First of all, we need to get uni - which is sea urchin roe. Well, not really roe in the fish sense, as we don't really know the sex of the urchin. More like urchin gonads. Trust me, it's yummy when fresh and well prepared. So, it has to be impeccably fresh. Turns out that one of the stalls at one of the San Diego farmer's markets is staffed by divers who sell these beautiful live sea urchins. Based on the color, and the size, I swear these are Strongylocentrotus purpuratus.
Sea urchins are echinoderms, related to starfish, and like their kin, exhibit a five point radial symmetry, although the ball shape and spines disguise this. Trust me, on the inside, it is definitely evident. First, though, you got to get inside. To do this, one cuts around the mouth area with a pair of kitchen shears (don't try this with a knife), and shake out most of the guts (good thing the vendor provides dissection instructions).
See the orange stuff?
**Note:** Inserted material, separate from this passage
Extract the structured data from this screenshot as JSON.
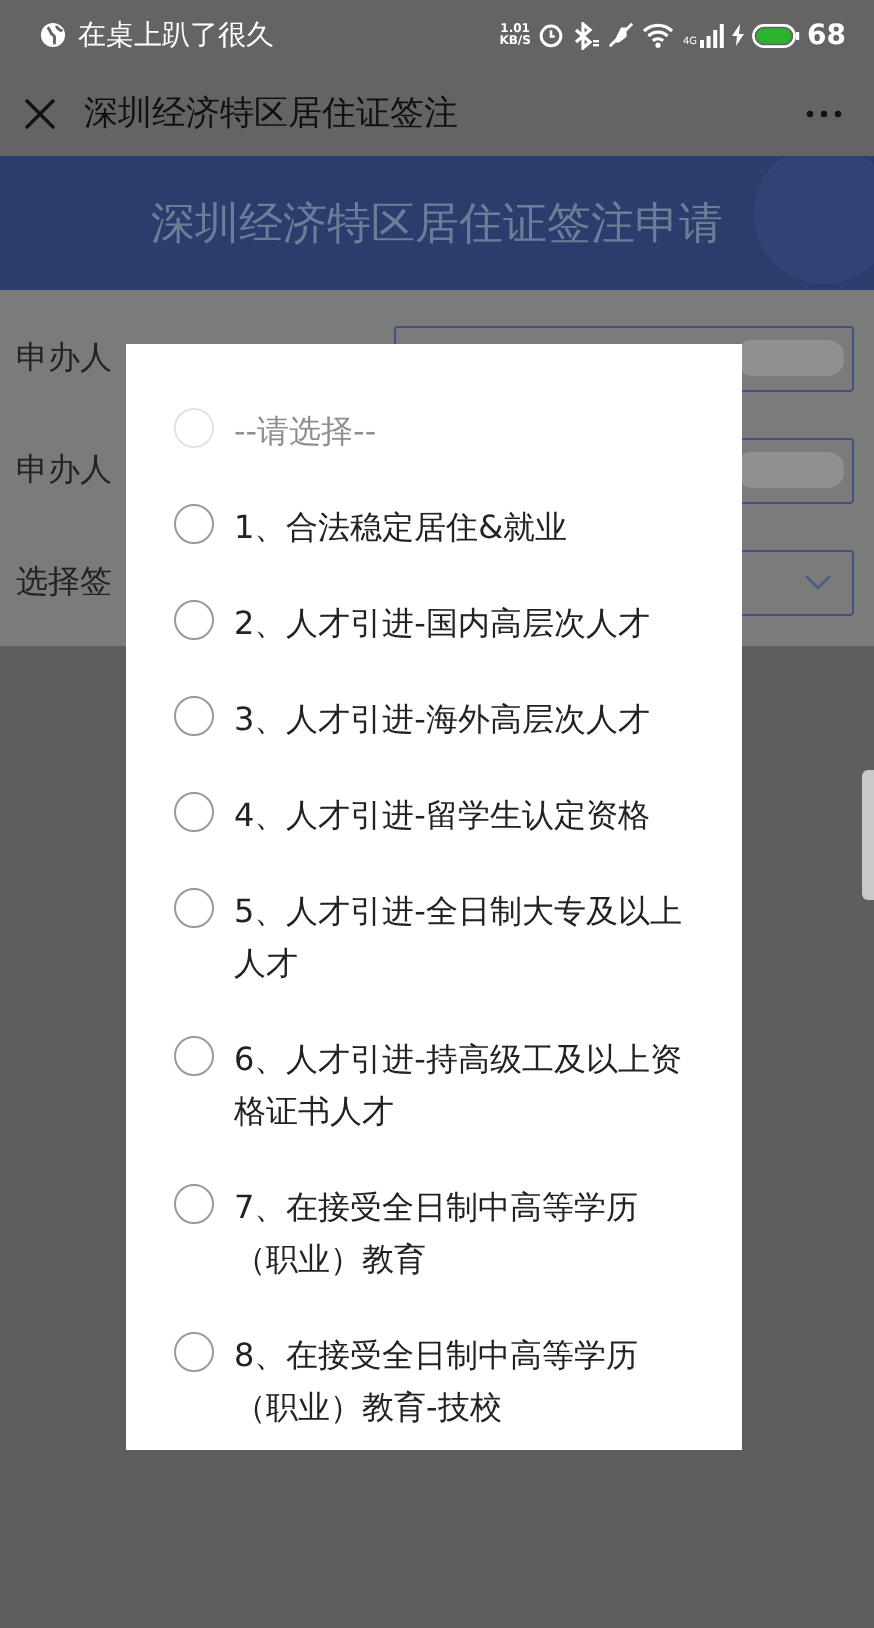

That's the yummy uni, arranged along the shell in between ribs in a five point symmetry. One has to scoop them out with a spoon, intact - this is a lot trickier than it seems, as you're trying to scoop out delicate stuff while essentially blind since your hand will block the hole you're seeing through.
The extracted uni has to be soaked in salted iced water to permit them to firm up. After that, they are embedded in the gelee - which contained a huge amount of vanilla. Individual rounds are punched out of the gelatin, set carefully on a spoon, topped with a piece of red jalapeño pepper, a piece of mint, and a sprinkling of black volcanic sea salt.
The result is a single bite with a riot of flavors and textures, ranging from the creaminess of the uni, the sweetness of the gelee, the blast of heat from the pepper, and the final finish of salt.
After something that intense, we needed to refresh the diners, and served #9 Lime Basil Sorbet as a palate cleanser. Which resulted in the quip of the night:
"I could cleanse my palate all night!"